I've watched every North Carolina legislature since 1977 and have seen some powerful political mandarins work their will, including Democrats Jimmy Green, Liston Ramsey, Jim Black and Marc Basnight.
But I've never seen anything quite like last week's hijinks, in which legislators voted to end the dues checkoff, making it harder for the NCAE to collect dues from members.
To understand the shenanigans in Raleigh you have to look at the broader picture.
The Republican legislature is seeking to reshape North Carolina's politics for the rest of the decade - and perhaps beyond. North Carolina is one of the few Southern states that is not a Republican stronghold. This has been a 50/50 state, and the Republicans see this as their chance to turn the Democrats into a permanent minority.
The legislature hopes to weaken if not destroy the NCAE, the teachers lobby, which - along with its parent organization - poured nearly $2 million into North Carolina races mainly to help elect Democrats in 2008. (The NCAE is not a union because it can't engage in collective bargaining or go on strike and because it includes management in its membership.)

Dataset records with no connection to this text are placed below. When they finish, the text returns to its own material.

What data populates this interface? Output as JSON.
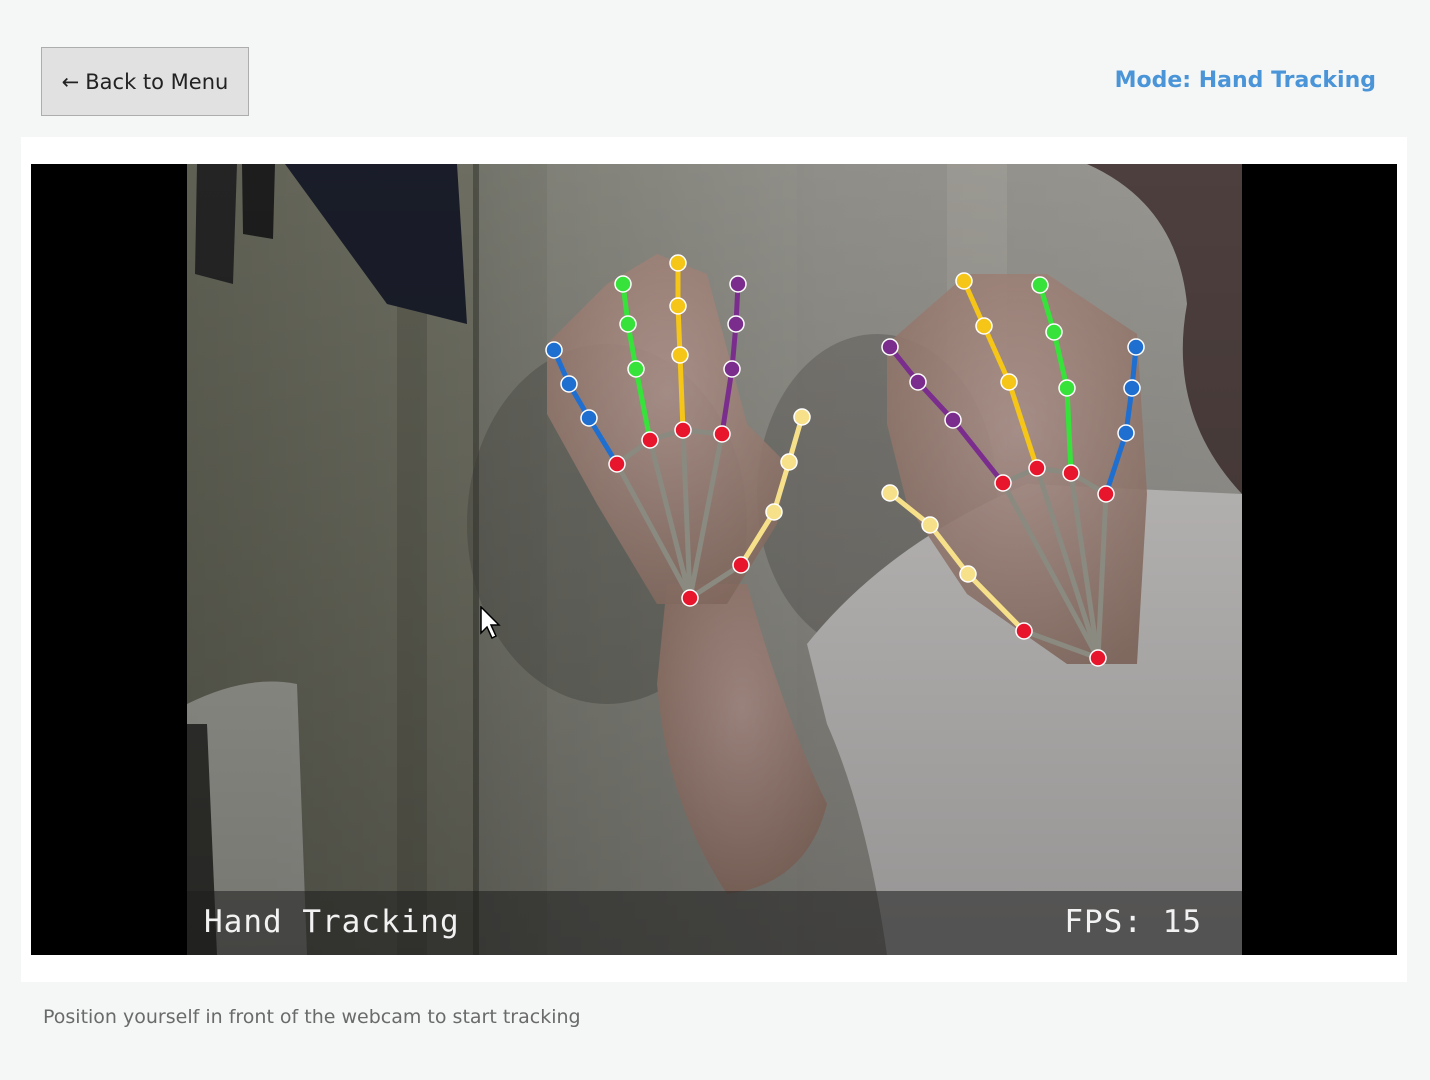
{
  "header": {
    "back_arrow": "←",
    "back_label": "Back to Menu",
    "mode_label": "Mode: Hand Tracking"
  },
  "video": {
    "overlay_title": "Hand Tracking",
    "fps_text": "FPS: 15"
  },
  "footer": {
    "hint": "Position yourself in front of the webcam to start tracking"
  },
  "colors": {
    "accent": "#4a94d8",
    "thumb": "#f7e08a",
    "index": "#1f6fd1",
    "middle": "#f5c518",
    "ring": "#37e23a",
    "pinky": "#7b2d8e",
    "wrist": "#e8162c",
    "palm": "#8a8a80"
  }
}
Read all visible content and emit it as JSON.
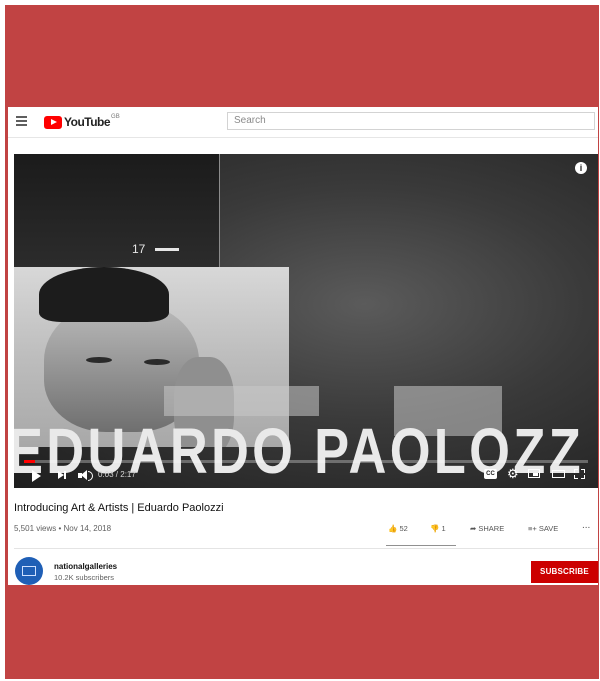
{
  "masthead": {
    "logo_text": "YouTube",
    "region": "GB",
    "search_placeholder": "Search"
  },
  "player": {
    "overlay_title": "EDUARDO PAOLOZZ",
    "frame_number": "17",
    "time_display": "0:03 / 2:17",
    "progress": 0.02,
    "cc_label": "CC"
  },
  "video": {
    "title": "Introducing Art & Artists | Eduardo Paolozzi",
    "stats": "5,501 views • Nov 14, 2018",
    "likes": "52",
    "dislikes": "1",
    "share_label": "SHARE",
    "save_label": "SAVE",
    "more_label": "..."
  },
  "channel": {
    "name": "nationalgalleries",
    "subscribers": "10.2K subscribers",
    "subscribe_label": "SUBSCRIBE"
  },
  "colors": {
    "frame": "#c14343",
    "brand_red": "#ff0000",
    "subscribe": "#cc0000"
  }
}
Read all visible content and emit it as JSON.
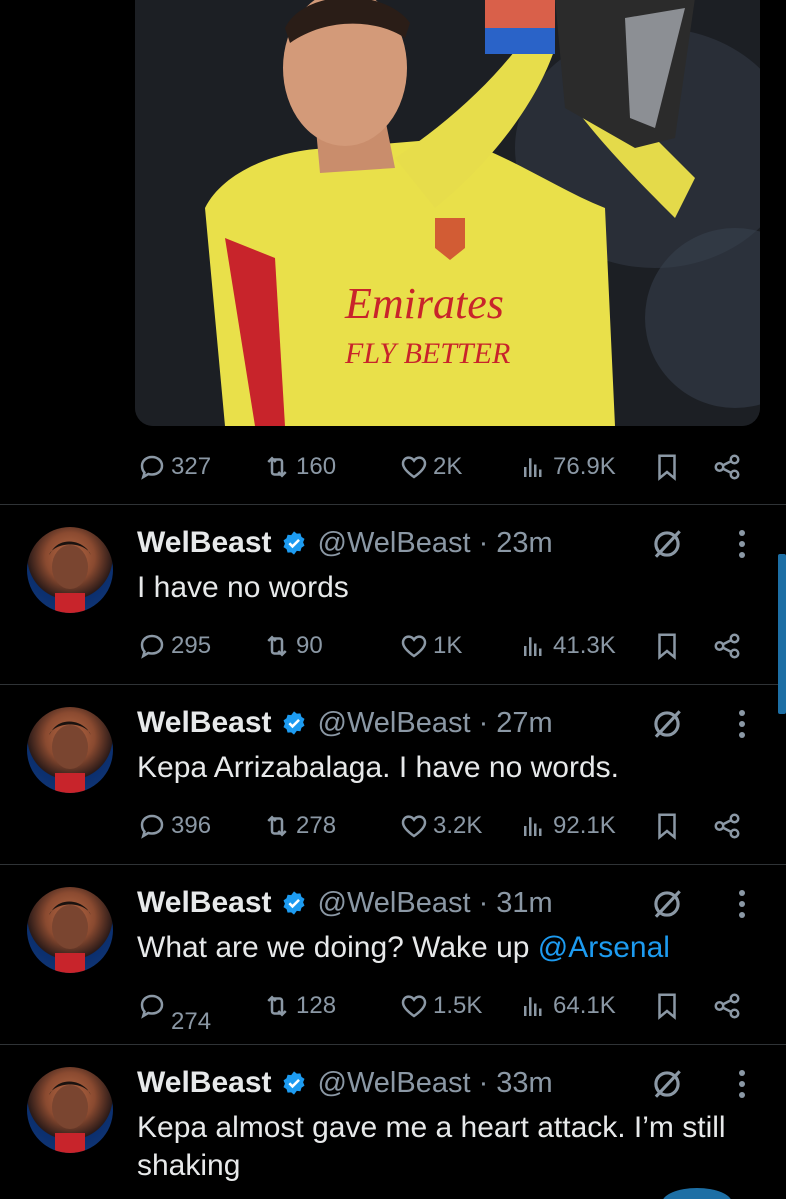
{
  "top_tweet": {
    "media_alt": "Emirates FLY BETTER",
    "stats": {
      "replies": "327",
      "reposts": "160",
      "likes": "2K",
      "views": "76.9K"
    }
  },
  "tweets": [
    {
      "name": "WelBeast",
      "handle": "@WelBeast · 23m",
      "text": "I have no words",
      "mention": "",
      "stats": {
        "replies": "295",
        "reposts": "90",
        "likes": "1K",
        "views": "41.3K"
      }
    },
    {
      "name": "WelBeast",
      "handle": "@WelBeast · 27m",
      "text": "Kepa Arrizabalaga. I have no words.",
      "mention": "",
      "stats": {
        "replies": "396",
        "reposts": "278",
        "likes": "3.2K",
        "views": "92.1K"
      }
    },
    {
      "name": "WelBeast",
      "handle": "@WelBeast · 31m",
      "text": "What are we doing? Wake up ",
      "mention": "@Arsenal",
      "stats": {
        "replies": "274",
        "reposts": "128",
        "likes": "1.5K",
        "views": "64.1K"
      }
    },
    {
      "name": "WelBeast",
      "handle": "@WelBeast · 33m",
      "text": "Kepa almost gave me a heart attack. I’m still shaking",
      "mention": "",
      "stats": {
        "replies": "",
        "reposts": "",
        "likes": "",
        "views": ""
      }
    }
  ],
  "icons": {
    "reply": "reply-icon",
    "repost": "repost-icon",
    "like": "like-icon",
    "views": "views-icon",
    "bookmark": "bookmark-icon",
    "share": "share-icon",
    "verified": "verified-badge-icon",
    "grok": "grok-icon",
    "more": "more-icon"
  },
  "colors": {
    "background": "#000000",
    "text_primary": "#e7e9ea",
    "text_secondary": "#8b98a5",
    "accent": "#1d9bf0",
    "divider": "#2f3336"
  }
}
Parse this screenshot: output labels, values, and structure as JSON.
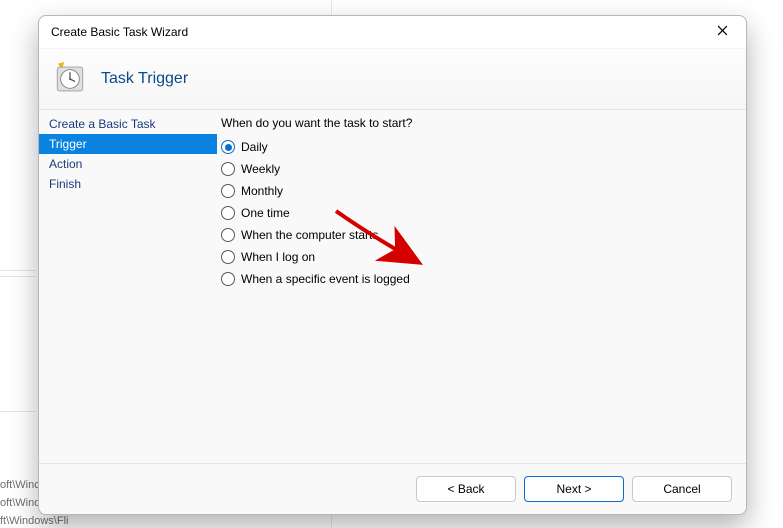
{
  "bg": {
    "line1": "oft\\Winc",
    "line2": "oft\\Windows\\O...",
    "line3": "ft\\Windows\\Fli"
  },
  "dialog": {
    "title": "Create Basic Task Wizard",
    "banner_title": "Task Trigger"
  },
  "steps": [
    {
      "label": "Create a Basic Task",
      "active": false
    },
    {
      "label": "Trigger",
      "active": true
    },
    {
      "label": "Action",
      "active": false
    },
    {
      "label": "Finish",
      "active": false
    }
  ],
  "content": {
    "question": "When do you want the task to start?",
    "options": [
      {
        "label": "Daily",
        "selected": true
      },
      {
        "label": "Weekly",
        "selected": false
      },
      {
        "label": "Monthly",
        "selected": false
      },
      {
        "label": "One time",
        "selected": false
      },
      {
        "label": "When the computer starts",
        "selected": false
      },
      {
        "label": "When I log on",
        "selected": false
      },
      {
        "label": "When a specific event is logged",
        "selected": false
      }
    ]
  },
  "footer": {
    "back": "< Back",
    "next": "Next >",
    "cancel": "Cancel"
  }
}
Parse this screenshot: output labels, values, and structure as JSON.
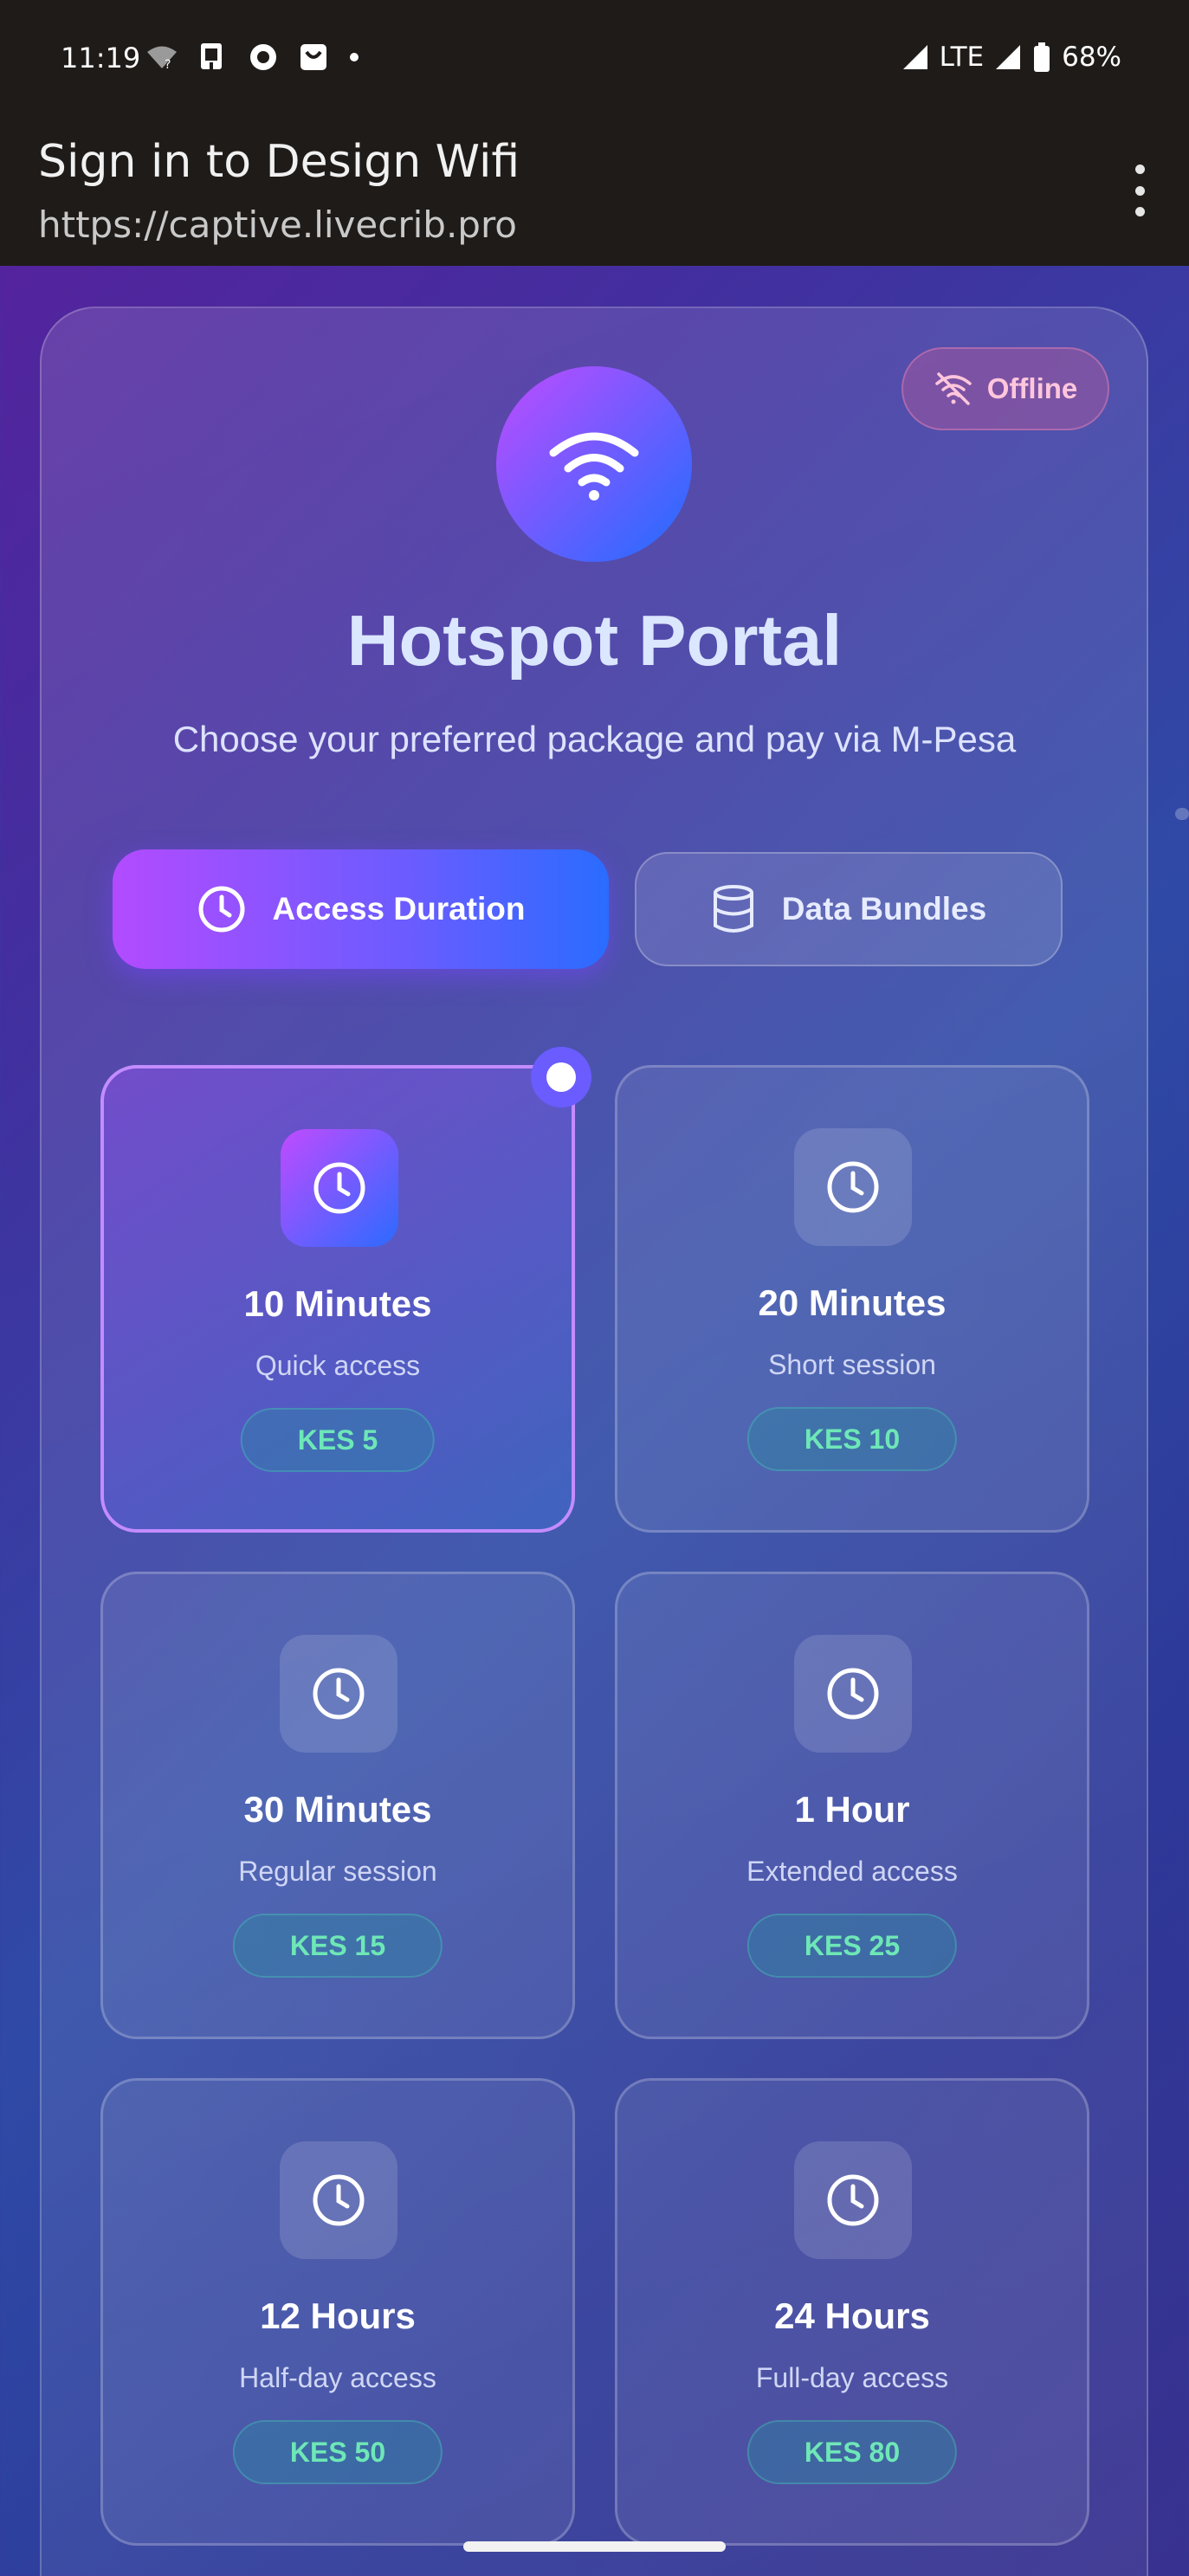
{
  "status_bar": {
    "time": "11:19",
    "network": "LTE",
    "battery": "68%"
  },
  "browser": {
    "title": "Sign in to Design Wifi",
    "url": "https://captive.livecrib.pro"
  },
  "status_badge": {
    "label": "Offline",
    "color": "#ffc6dc"
  },
  "hero": {
    "title": "Hotspot Portal",
    "subtitle": "Choose your preferred package and pay via M-Pesa"
  },
  "tabs": [
    {
      "label": "Access Duration",
      "icon": "clock-icon",
      "active": true
    },
    {
      "label": "Data Bundles",
      "icon": "database-icon",
      "active": false
    }
  ],
  "packages": [
    {
      "name": "10 Minutes",
      "description": "Quick access",
      "price": "KES 5",
      "selected": true
    },
    {
      "name": "20 Minutes",
      "description": "Short session",
      "price": "KES 10",
      "selected": false
    },
    {
      "name": "30 Minutes",
      "description": "Regular session",
      "price": "KES 15",
      "selected": false
    },
    {
      "name": "1 Hour",
      "description": "Extended access",
      "price": "KES 25",
      "selected": false
    },
    {
      "name": "12 Hours",
      "description": "Half-day access",
      "price": "KES 50",
      "selected": false
    },
    {
      "name": "24 Hours",
      "description": "Full-day access",
      "price": "KES 80",
      "selected": false
    }
  ],
  "colors": {
    "accent_start": "#c04bff",
    "accent_end": "#1f6dff",
    "price_text": "#6ee7b7"
  }
}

So determined is the GOP to bust the NCAE, that last year, during the worst fiscal crisis since the Great Depression, the lawmakers found money to offer liability insurance for teachers for the first time. This was an effort to undercut a service that the NCAE offers.
At the same time, the legislature has been making other moves to solidify its power and weaken the clout of the Democrats. The legislature went after another major source of Democratic money - the trial lawyers - passing legislation curbing the awards in medical malpractice cases and also placing new restraints on workers' compensation cases.
GOP leaders have also been quietly putting out the word on Jones Street to corporations, trade associations and other interest groups that if they want to get any legislation moved, they need to hire Republican lobbyists - not Democrats. And of course, the GOP lobbyists can be expected to help raise money for the lawmakers at election time.
Besides seeking to cut off Democratic sources of money, the GOP legislature has been working to hold down voting in heavily Democratic areas, i.e. black neighborhoods. That is a factor in the legislature's passage of a voter ID bill - vetoed by Democratic Gov. Bev Perdue - and probably also a factor in a push to reduce the length of the early-voting period.
Black lawmakers have cried racism. But this is about Chicago-style politics, not race. If the Republican lawmakers thought that suppressing the vote of NASCAR moms would help cement their power, they'd try that. After all, they had no reservations about going after the school marms - or at least those who dare sass them.